For plot – I just tried to figure out where I want to end the story. For the theme, I came up with a few basis questions and tried to answer them along the way.
The characters evolved along the way. One of the first edits was to go back and delete anything that seemed out of place after the story was done. For example, I had a whole scene where Gary outwits a couple of badgers he grew up with, but the cleverness did not seem to match his personality and in the end, we deleted it. We left all of the manipulating to Jenny.
•If you could meet your characters, what would you say to them?
Well Gary is a guy you go out for beer and wings with. Being from Canada we would probably talk hockey!
•Do you have a favourite character that you have written? If so, who? And what makes them so special.
I love Jenny, she comes across so smart and confident. A big picture thinker. I also love that she is motivated out of her love for others and not for and selfish gain.
•Has writing and publishing a book changed the way you see yourself?
I was a little surprised how much I love writing stories. The biggest change is that I would love for this to be my full-time job.
•What do the words “literary success” mean to you? How do you picture it?
Success would be that people love the book so much they have to tell their friends and family to read it. That and a Pixar movie deal would be great.
•Who has been the biggest supporter of your writing?
My family and my editor.
•Are you working on anything at the present you would like to share with your readers about?

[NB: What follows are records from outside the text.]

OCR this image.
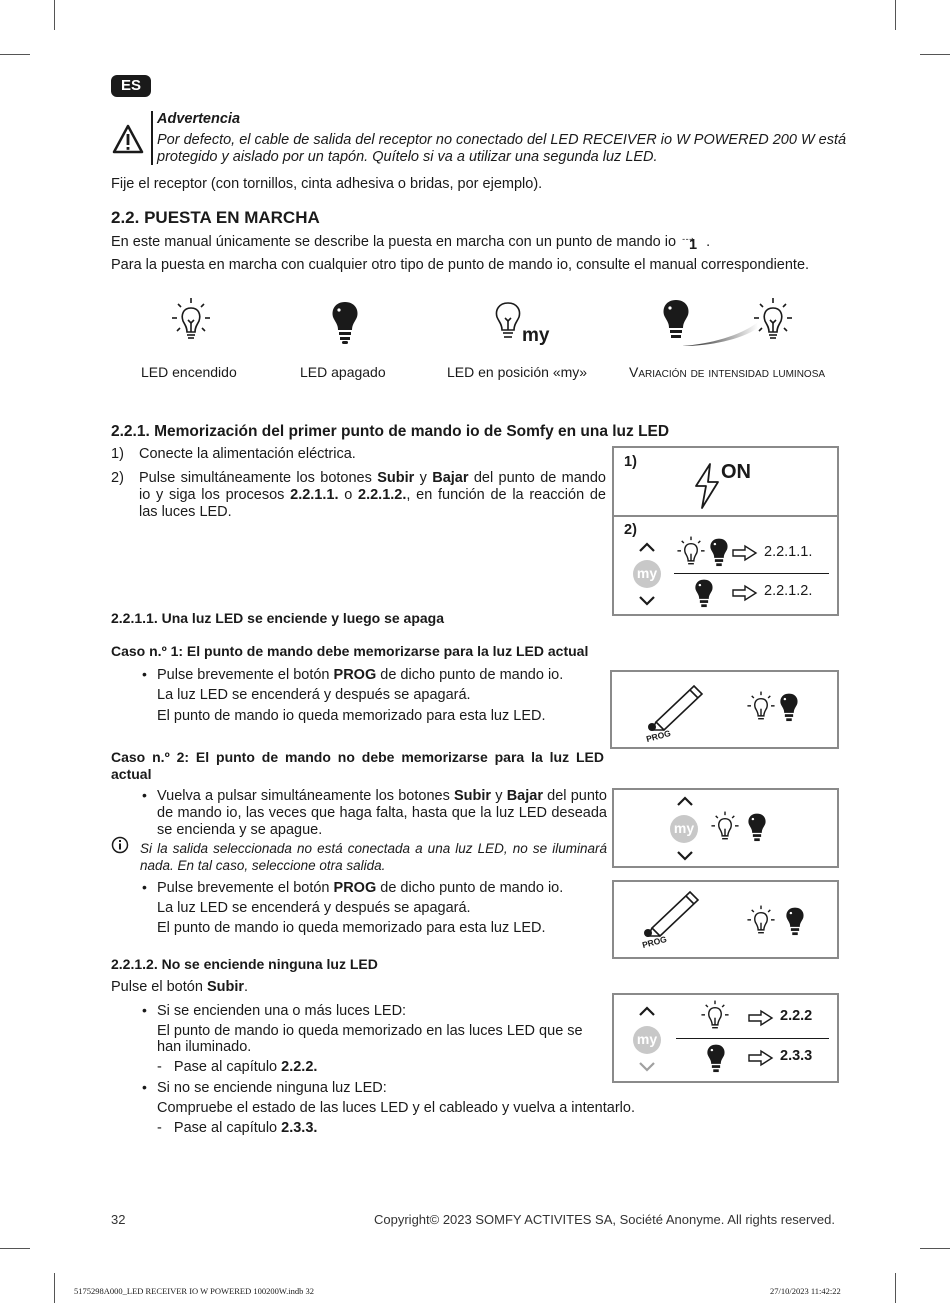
ES
Advertencia
Por defecto, el cable de salida del receptor no conectado del LED RECEIVER io W POWERED 200 W está
protegido y aislado por un tapón. Quítelo si va a utilizar una segunda luz LED.
Fije el receptor (con tornillos, cinta adhesiva o bridas, por ejemplo).
2.2. PUESTA EN MARCHA
En este manual únicamente se describe la puesta en marcha con un punto de mando io - - -›
1 .
Para la puesta en marcha con cualquier otro tipo de punto de mando io, consulte el manual correspondiente.
my
LED encendido	LED apagado	LED en posición «my»	Variación de intensidad luminosa
2.2.1. Memorización del primer punto de mando io de Somfy en una luz LED
1) Conecte la alimentación eléctrica.
2) Pulse simultáneamente los botones Subir y Bajar del punto de mando io y siga los procesos 2.2.1.1. o 2.2.1.2., en función de la reacción de las luces LED.
1)	ON
2)
my
2.2.1.1.
2.2.1.2.
2.2.1.1. Una luz LED se enciende y luego se apaga
Caso n.º 1: El punto de mando debe memorizarse para la luz LED actual
• Pulse brevemente el botón PROG de dicho punto de mando io.
La luz LED se encenderá y después se apagará.
El punto de mando io queda memorizado para esta luz LED.
PROG
Caso n.º 2: El punto de mando no debe memorizarse para la luz LED actual
• Vuelva a pulsar simultáneamente los botones Subir y Bajar del punto de mando io, las veces que haga falta, hasta que la luz LED deseada se encienda y se apague.
Si la salida seleccionada no está conectada a una luz LED, no se iluminará nada. En tal caso, seleccione otra salida.
my
• Pulse brevemente el botón PROG de dicho punto de mando io.
La luz LED se encenderá y después se apagará.
El punto de mando io queda memorizado para esta luz LED.
PROG
2.2.1.2. No se enciende ninguna luz LED
Pulse el botón Subir.
• Si se encienden una o más luces LED:
El punto de mando io queda memorizado en las luces LED que se
han iluminado.
-   Pase al capítulo 2.2.2.
• Si no se enciende ninguna luz LED:
Compruebe el estado de las luces LED y el cableado y vuelva a intentarlo.
-   Pase al capítulo 2.3.3.
my
2.2.2
2.3.3
32	Copyright© 2023 SOMFY ACTIVITES SA, Société Anonyme. All rights reserved.
5175298A000_LED RECEIVER IO W POWERED 100200W.indb 32	27/10/2023 11:42:22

Sequel! I am about a third of the way through writing the sequel. It starts off right where Unmasked left off and explores some of the consequences of what happened. Maybe a little darker than the first one, digging into themes of depression and anxiety. Of course, some fun-loving adventures where Gary gets into trouble. There is a clue in the epilogue of Unmasked as to who he might need to become next. Should be fun!
•When a reader finishes this book, what do you hope they will have found or realised through the story?
I hope they discover an exciting new writer and realize they are dying to read the sequel!
Really, I just hope they enjoy the book. There are so many great books to choose from that fact that the read mine, I just hope I was up to the task and gave them something that they loved.
Tea or Coffee
Wild animals or Pet animals
Paperback or e-book
Comedy or Drama
Morning person or Night owl
Movie or Book
Reading or Writing
•And lastly, what advice would you like to give to a new writer, someone who is just starting out?
Write what you love and be humble about asking people to read your work and give you feedback. Your writing will always look great to you but a fresh set of eyes will see how you can make it better.
Thank you Jenifer for giving your time.
All the best for your future projects.